Federal Open Market Committee (FOMC) in its February meeting maintained the range of its Fed Funds Target Rate (FFTR) unchanged at 5.25 per cent to 5.50 per cent. Further, the European Central Bank and Bank of England also kept their deposit rates unchanged.
Treasury And Bond Yields
The indicative yield for T-bills stands at 6.87 per cent, 7.12 per cent, and 7.08 per cent for three-month, six-month, and 364-day durations, respectively. In the 1-2 year tenure, the 5.22% GS 2025 show a yield of 7.09 per cent.
Moving on to longer tenures, the 7.06% GS 2028 (4-5 year tenure) and the 7.18% GS 2033 (9-10 year range) show yields of 7.10 and 7.07 per cent, respectively.
Bond Market Outlook
The reduction in the supply of 5 to 10-year Government securities is anticipated to lead to a steepening of the yield curve when India gets added to the JP Morgan global emerging market index in June 2024.
Pankaj Pathak, Sr. Fund Manager-Fixed Income Quantum AMC, said RBI is concerned over potential market reactions to any change in policy tone, as the RBI governor indicated in the last MPC meeting, “As markets are front-running central banks in anticipation of policy pivots, any premature move may undermine the success achieved so far”. Pathak feels this is why RBI remains wary about easing its stance on inflation. "The RBI seems comfortable or rather bullish on the growth outlook. So, there is no urgent need for a rate cut to support growth," he added.

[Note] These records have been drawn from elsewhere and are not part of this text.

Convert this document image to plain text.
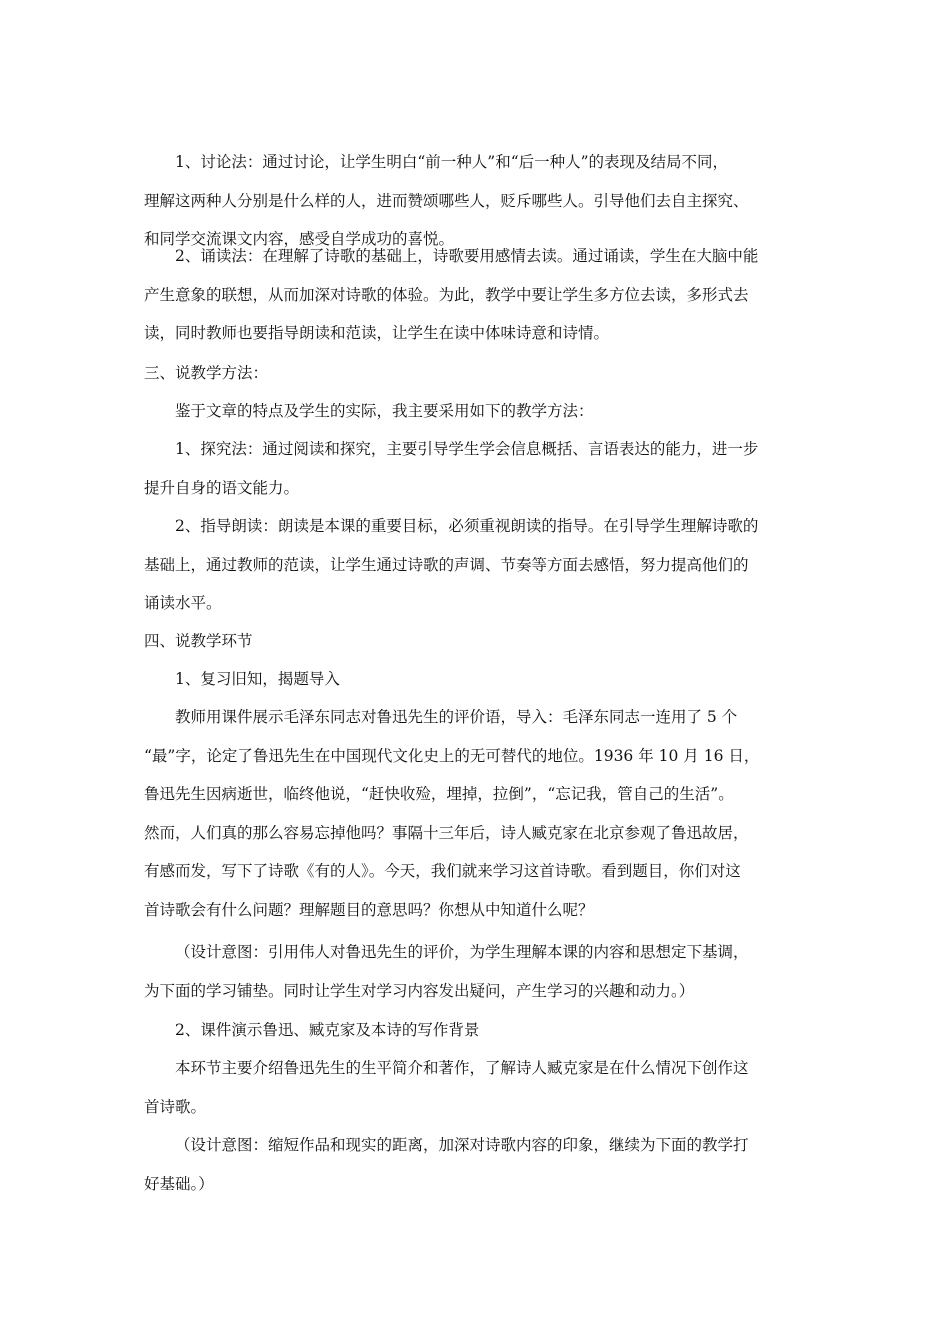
1、讨论法：通过讨论，让学生明白“前一种人”和“后一种人”的表现及结局不同，
理解这两种人分别是什么样的人，进而赞颂哪些人，贬斥哪些人。引导他们去自主探究、
和同学交流课文内容，感受自学成功的喜悦。
2、诵读法：在理解了诗歌的基础上，诗歌要用感情去读。通过诵读，学生在大脑中能
产生意象的联想，从而加深对诗歌的体验。为此，教学中要让学生多方位去读，多形式去
读，同时教师也要指导朗读和范读，让学生在读中体味诗意和诗情。
三、说教学方法：
鉴于文章的特点及学生的实际，我主要采用如下的教学方法：
1、探究法：通过阅读和探究，主要引导学生学会信息概括、言语表达的能力，进一步
提升自身的语文能力。
2、指导朗读：朗读是本课的重要目标，必须重视朗读的指导。在引导学生理解诗歌的
基础上，通过教师的范读，让学生通过诗歌的声调、节奏等方面去感悟，努力提高他们的
诵读水平。
四、说教学环节
1、复习旧知，揭题导入
教师用课件展示毛泽东同志对鲁迅先生的评价语，导入：毛泽东同志一连用了 5 个
“最”字，论定了鲁迅先生在中国现代文化史上的无可替代的地位。1936 年 10 月 16 日，
鲁迅先生因病逝世，临终他说，“赶快收殓，埋掉，拉倒”，“忘记我，管自己的生活”。
然而，人们真的那么容易忘掉他吗？事隔十三年后，诗人臧克家在北京参观了鲁迅故居，
有感而发，写下了诗歌《有的人》。今天，我们就来学习这首诗歌。看到题目，你们对这
首诗歌会有什么问题？理解题目的意思吗？你想从中知道什么呢？
（设计意图：引用伟人对鲁迅先生的评价，为学生理解本课的内容和思想定下基调，
为下面的学习铺垫。同时让学生对学习内容发出疑问，产生学习的兴趣和动力。）
2、课件演示鲁迅、臧克家及本诗的写作背景
本环节主要介绍鲁迅先生的生平简介和著作，了解诗人臧克家是在什么情况下创作这
首诗歌。
（设计意图：缩短作品和现实的距离，加深对诗歌内容的印象，继续为下面的教学打
好基础。）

"With inflation coming down, bond yields should also go down. However, there is a confluence of other positive drivers supporting the bond market. We expect bond yields to go down from current levels supported by falling inflation, potential rate cuts in India and globally, favourable demand-supply dynamics and global bond index inclusion. Considering a strong case for long-term yields to decline over the next 1-2 years, we believe long-term government bonds offer a rewarding opportunity," Pathak said.